All the work of the client goes through the ClarityAPI interface. Take a look at its Javadoc for details of the operations it offers. You should also consult the Clarity Developer documentation for what operations are supported by the API and what they do.

Before you can start making calls to the API, you need to set the client up with the URL of the Clarity API and credentials to access it. The setServer method sets the base URL for API calls and should be set as the base of any other Clarity URL. Don't include the “/api/v2” root of the path in this URL, just the base up to and including the port. The credentials need to be the user name and password of a user who has API access to the Clarity system.

Operations that use the file store (uploadFile and deleteAndRemoveFile) also need the credentials to access the file store set. This is the user name of the file store owner (usually “glsftp”) and its password. The file store host is, by default, taken to be the same as the LIMS server. If it is on a different host, this needs to be set explicitly with a call to setFilestoreServer.

The API client can also be configured with a properties file with a call to setConfiguration or at construction time (this needs a tweaking of the Spring configuration). The properties file should contain:

  • api.server - The root URL for the LIMS API.
  • api.user - User name for the account to access the API.
  • api.pass - The password for the user given in <api.user>.
  • filestore.server - The host name of the file store server.
  • filestore.user - The user name for the file store owner.
  • filestore.pass - The password for the user given in <filestore.user>.

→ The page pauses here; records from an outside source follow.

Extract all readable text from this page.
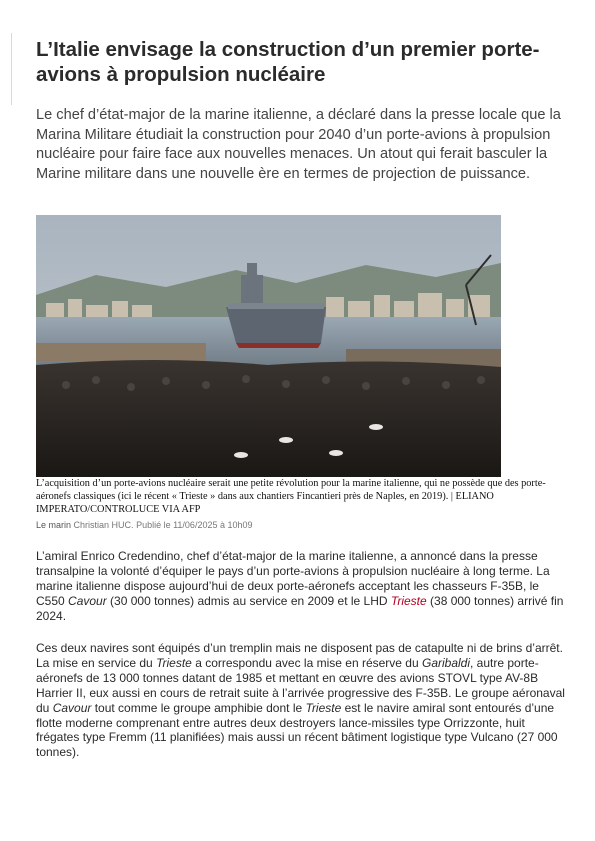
L’Italie envisage la construction d’un premier porte-avions à propulsion nucléaire

Le chef d’état-major de la marine italienne, a déclaré dans la presse locale que la Marina Militare étudiait la construction pour 2040 d’un porte-avions à propulsion nucléaire pour faire face aux nouvelles menaces. Un atout qui ferait basculer la Marine militare dans une nouvelle ère en termes de projection de puissance.

L’acquisition d’un porte-avions nucléaire serait une petite révolution pour la marine italienne, qui ne possède que des porte-aéronefs classiques (ici le récent « Trieste » dans aux chantiers Fincantieri près de Naples, en 2019). | ELIANO IMPERATO/CONTROLUCE VIA AFP

Le marin Christian HUC. Publié le 11/06/2025 à 10h09

L’amiral Enrico Credendino, chef d’état-major de la marine italienne, a annoncé dans la presse transalpine la volonté d’équiper le pays d’un porte-avions à propulsion nucléaire à long terme. La marine italienne dispose aujourd’hui de deux porte-aéronefs acceptant les chasseurs F-35B, le C550 Cavour (30 000 tonnes) admis au service en 2009 et le LHD Trieste (38 000 tonnes) arrivé fin 2024.

Ces deux navires sont équipés d’un tremplin mais ne disposent pas de catapulte ni de brins d’arrêt. La mise en service du Trieste a correspondu avec la mise en réserve du Garibaldi, autre porte-aéronefs de 13 000 tonnes datant de 1985 et mettant en œuvre des avions STOVL type AV-8B Harrier II, eux aussi en cours de retrait suite à l’arrivée progressive des F-35B. Le groupe aéronaval du Cavour tout comme le groupe amphibie dont le Trieste est le navire amiral sont entourés d’une flotte moderne comprenant entre autres deux destroyers lance-missiles type Orrizzonte, huit frégates type Fremm (11 planifiées) mais aussi un récent bâtiment logistique type Vulcano (27 000 tonnes).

The properties file may also contain some other configuration options:

  • batch.size - The maximum number of objects to fetch/create/update in one call to the API.
  • http.upload - Whether to use the HTTP file upload mechanism introduced with Clarity 4.0.
  • http.upload.maximum - The maximum size of file that can be uploaded over HTTP.
  • revert.to.sftp.upload - Whether it is permissible to revert to SFTP uploads if the file is too large to send over HTTP.
  • http.direct.download - Whether to download files in a HTTP file store directly from their server or whether to download through the Clarity API.

Any properties that are missing are quietly ignored when the properties are read. If required information is missing, errors will be raised when you make API calls.

Thread safety

With the usual provisos of no liability etc, we think the client is safe to use in multithreaded code once the initial configuration of the server and file store URLs and credentials are set and are subsequently not changed. The cache should also be safe to use with threaded code unless there is something tricky about EhCache that we have missed.